A consequence is that what we are most likely to think eternal life might be is a special platinum card existence, with no expiry date and possibly some sort of moral balance transfer from this life. To this we may add some uncertainty as to whether there will be nice enough things to buy in heaven when we get there. This picture of what eternal life might be may have power over us whether we say we believe in eternal life or not.
This picture or one like it is also common to the many everyday jokes in which the Christian heaven is ‘boring’. But what other pictures do we have? If we try to visualise eternal life as Hollywood would have it (‘Your Life: The Sequel’), then it is true that the ‘heaven’ section of The Bible Video and DVD Shop has a limited range to offer. The directors are heavily reliant upon mountain scenes, possibly sponsored by a manufacturer of laundry detergent (the radiance of those clothes!). How different in Islam – the ‘heaven’ shelves are overflowing with vivid action movies.
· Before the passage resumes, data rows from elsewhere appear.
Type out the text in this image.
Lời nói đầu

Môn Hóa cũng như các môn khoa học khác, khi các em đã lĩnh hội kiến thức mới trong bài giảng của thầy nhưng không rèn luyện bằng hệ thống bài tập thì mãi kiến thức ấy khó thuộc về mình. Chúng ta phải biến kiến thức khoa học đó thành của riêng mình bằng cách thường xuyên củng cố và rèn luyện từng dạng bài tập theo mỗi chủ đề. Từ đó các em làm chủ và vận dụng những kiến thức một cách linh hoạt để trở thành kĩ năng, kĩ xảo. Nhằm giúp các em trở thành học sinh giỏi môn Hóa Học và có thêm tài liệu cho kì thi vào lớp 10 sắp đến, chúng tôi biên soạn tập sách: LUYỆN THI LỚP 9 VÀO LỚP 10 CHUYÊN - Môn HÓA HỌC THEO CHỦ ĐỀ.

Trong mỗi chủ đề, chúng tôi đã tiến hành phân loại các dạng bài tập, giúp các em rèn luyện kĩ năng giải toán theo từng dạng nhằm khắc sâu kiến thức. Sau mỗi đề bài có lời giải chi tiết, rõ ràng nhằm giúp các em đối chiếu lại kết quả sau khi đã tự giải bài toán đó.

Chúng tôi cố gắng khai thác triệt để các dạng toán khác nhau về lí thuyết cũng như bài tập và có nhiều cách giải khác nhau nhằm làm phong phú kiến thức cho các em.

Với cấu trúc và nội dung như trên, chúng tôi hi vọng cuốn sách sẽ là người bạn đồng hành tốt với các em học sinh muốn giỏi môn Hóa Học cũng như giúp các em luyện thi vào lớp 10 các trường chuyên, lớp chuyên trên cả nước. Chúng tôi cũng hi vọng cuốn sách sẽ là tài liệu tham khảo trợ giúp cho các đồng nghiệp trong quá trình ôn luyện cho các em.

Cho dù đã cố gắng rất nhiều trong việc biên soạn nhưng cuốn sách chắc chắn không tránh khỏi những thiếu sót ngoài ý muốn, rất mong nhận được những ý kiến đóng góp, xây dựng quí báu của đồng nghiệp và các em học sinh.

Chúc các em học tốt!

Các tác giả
The problem is that the time-line model of heaven does not work, and this tests to our limit (and probably beyond) our capacity to imagine really critical things like relationships within a heaven. For example the challenge which the Sadducees, who did not believe in heaven, put to Jesus concerning a woman who ends up having married a succession of seven brothers: ‘In the resurrection whose wife will she be?’ (Mark 12: 18-25). Jesus’ answer (‘When they rise from the dead, they neither marry nor are given in marriage, but are like angels in heaven’) only takes us so far.
What kind of relatedness can one picture which would survive the Sadducee test – any kind? If none, the sense in which there can be any meaningful connection between my earthly identity and any hypothetical heavenly identity seems dangerously small.
A different image would be one of heaven as a forest of large trees. Trees with giant, interlocking root systems. Each root system, unique to each tree like a fingerprint, represents a pattern of desires, refined, exposed and matured through our human journey. Imagine ‘desires’ here in the largest possible sense, to include desires for peace or for justice, as well as for art or for music - or for other people. Parents with young children typically find that even the smallest infant has a different pattern of desires from his or her siblings.
If this pattern identifies us and connects us together, then it also provides a means to identify others to whom we are close (ie we understand their desires deeply), for we can recognise within the forest the patterns of what they desire. It also enables mutual connection (if we desire each other then our root systems interlock). And of course to belong to the forest at all is only possible if one desires to be in the presence of the One, whose own desire Jesus describes thus:
John 17: 22-24
The glory that you have given me I have given them, so that they may be one, as we are one, I in them and you in me, that they may become completely one, so that the world may know that you have sent me and have loved them even as you have loved me. Father, I desire that those also, whom you have given me, may be with me where I am, to see my glory, which you have given me because you loved me before the foundation of the world.